Comentaba hoy Iñaki Errazkin que “además de la declaración de bienes  los políticos deberían hacer público su coeficiente intelectual”. No le falta razón. Creer que hacer oposición es insultar al ciudadano no deja de ser no solo impropio sino muestra de paletismo político, de muy escasas luces, y poco recorrido pero allá ellas.

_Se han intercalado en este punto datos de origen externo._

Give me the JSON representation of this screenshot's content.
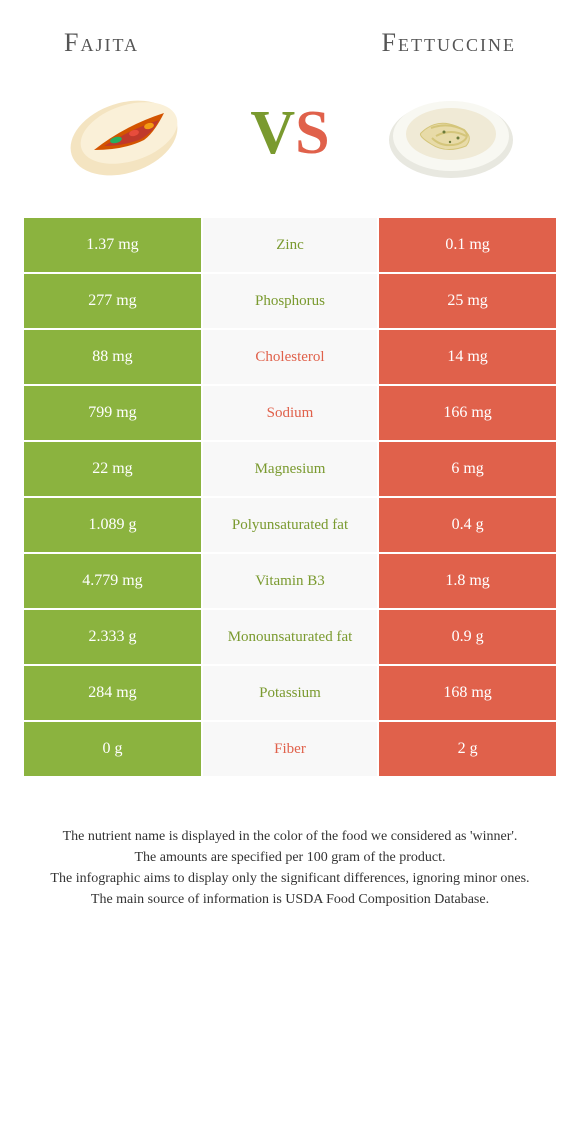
{
  "header": {
    "left_title": "Fajita",
    "right_title": "Fettuccine"
  },
  "vs": {
    "v": "V",
    "s": "S"
  },
  "colors": {
    "green": "#8bb33f",
    "orange": "#e0614b",
    "mid_bg": "#f8f8f8",
    "text_green": "#7a9a2f",
    "text_orange": "#e0614b"
  },
  "rows": [
    {
      "left": "1.37 mg",
      "label": "Zinc",
      "right": "0.1 mg",
      "left_bg": "green",
      "right_bg": "orange",
      "label_color": "green"
    },
    {
      "left": "277 mg",
      "label": "Phosphorus",
      "right": "25 mg",
      "left_bg": "green",
      "right_bg": "orange",
      "label_color": "green"
    },
    {
      "left": "88 mg",
      "label": "Cholesterol",
      "right": "14 mg",
      "left_bg": "green",
      "right_bg": "orange",
      "label_color": "orange"
    },
    {
      "left": "799 mg",
      "label": "Sodium",
      "right": "166 mg",
      "left_bg": "green",
      "right_bg": "orange",
      "label_color": "orange"
    },
    {
      "left": "22 mg",
      "label": "Magnesium",
      "right": "6 mg",
      "left_bg": "green",
      "right_bg": "orange",
      "label_color": "green"
    },
    {
      "left": "1.089 g",
      "label": "Polyunsaturated fat",
      "right": "0.4 g",
      "left_bg": "green",
      "right_bg": "orange",
      "label_color": "green"
    },
    {
      "left": "4.779 mg",
      "label": "Vitamin B3",
      "right": "1.8 mg",
      "left_bg": "green",
      "right_bg": "orange",
      "label_color": "green"
    },
    {
      "left": "2.333 g",
      "label": "Monounsaturated fat",
      "right": "0.9 g",
      "left_bg": "green",
      "right_bg": "orange",
      "label_color": "green"
    },
    {
      "left": "284 mg",
      "label": "Potassium",
      "right": "168 mg",
      "left_bg": "green",
      "right_bg": "orange",
      "label_color": "green"
    },
    {
      "left": "0 g",
      "label": "Fiber",
      "right": "2 g",
      "left_bg": "green",
      "right_bg": "orange",
      "label_color": "orange"
    }
  ],
  "footnotes": [
    "The nutrient name is displayed in the color of the food we considered as 'winner'.",
    "The amounts are specified per 100 gram of the product.",
    "The infographic aims to display only the significant differences, ignoring minor ones.",
    "The main source of information is USDA Food Composition Database."
  ]
}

Están muy contentos con el acuerdo con  Santano en Irún. Que lo celebren. Ahí  no ha estado muy fino el PSE por permitirlo. No es algo puntual. Puntual y pequeño es un dolor de muelas, pero si lo tienes no vives. Y mira si una muela no es algo  pequeño. Ha abierto la posibilidad de otros pactos sin ellos, sin el PSE, cuando en este momento la fórmula  de la Coca Cola, de la estabilidad en tiempos de zozobra es la del acuerdo PNV-PSE. Veremos qué pasa con Podemos cuando toque hablar del Alarde irundarra. Igual nada porque como buen partido comunista” el fin justifica los medios”.

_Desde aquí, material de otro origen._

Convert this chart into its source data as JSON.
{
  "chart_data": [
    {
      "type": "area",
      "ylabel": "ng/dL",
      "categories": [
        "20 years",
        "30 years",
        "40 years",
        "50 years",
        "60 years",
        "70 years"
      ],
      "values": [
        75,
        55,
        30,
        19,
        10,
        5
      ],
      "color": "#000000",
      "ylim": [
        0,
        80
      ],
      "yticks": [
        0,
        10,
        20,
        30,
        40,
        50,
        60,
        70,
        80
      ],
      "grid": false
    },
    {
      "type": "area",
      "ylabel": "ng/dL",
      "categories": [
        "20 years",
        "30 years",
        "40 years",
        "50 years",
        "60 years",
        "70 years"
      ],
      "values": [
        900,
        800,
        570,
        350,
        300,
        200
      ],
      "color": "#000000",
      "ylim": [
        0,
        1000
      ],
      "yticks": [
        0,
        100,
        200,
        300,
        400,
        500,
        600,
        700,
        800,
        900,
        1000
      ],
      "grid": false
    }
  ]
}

Pactar a la contra tras convertir al partido mayoritario del país en un ectoplasma casposo ilustra sobre el programa de gentes que vienen solo con el cuchillo entre los dientes. Mala cosa. Pero esto es como la vacuna. Te previene  y hace que te defiendas de virus tóxicos.

Este jueves también nos ha mostrado a la Sra. Mertxe Aipurua, socia preferente de Podemos, en el acto del Congreso en homenaje a Ernest Lluch. Me parece bien y solo cabe decir, ¡ya era hora!. Lo malo de estas presencias y estos gestos es que no los explican. La misma Sra. Aizpurua se negó a condenar en mayo, no hace tanto, las  pintadas en el portal de Idoia Mendia a cuenta de la situación del preso Patxi Ruiz, uno de los asesinos  del concejal de UPN, Tomás Caballero. Me llama la atención el curioso filtro de la Sra. Aizpurua en el procesamiento de unas pintadas que se quitan con acetona a un asesinato de un ser humano que además era amigo de los vascos como Ernest Lluch. Algún día puede que lo aclaren.

¿También aclararán el último “ongi etorri” de ayer a Asier Ormazabal en Herrnani?. Parece que no. Van al acto de LLuch pero esto de los recibimientos, que las víctimas denuncian, les parece normal. ¿Y si fuera al revés?. Que la extrema derecha  celebrara  el recibimiento del asesino de uno de los suyos?.

También llama la atención que en los letreros que colocan a los intervinientes en las noticias  en ETB le hayan puesto hoy a Amaia Arregi como tenienta Alcalde del Ayuntamiento de Bilbao y no Tenienta Alcalda o Alcaldesa del Ayuntamiento de Bilbao. ¿Será la misma persona la que ha escrito lo de alcalda que tuvo la iniciativa, el día en contra del maltrato a la mujer, la que decidió abrir como un cañón todos los informativos con Maradona, modelo y ejemplar esposo y gran respetuoso del trato hacia las mujeres?. Igual sí.

Decía con acierto Izaro una joven de Mallabia al recoger su premio en Gaztea que “no tenemos nada que hacer si quien nos pega o viola es un futbolista famoso”.

En fin, que a lo dicho. La caspa solo se cura con un buen champú y la caspa política con el voto ciudadano. No hay otro. U otra.

Pues eso.

Lo resumo. El mejor champú es el voto ciudadano. Con el tiempo deja al país sin caspa.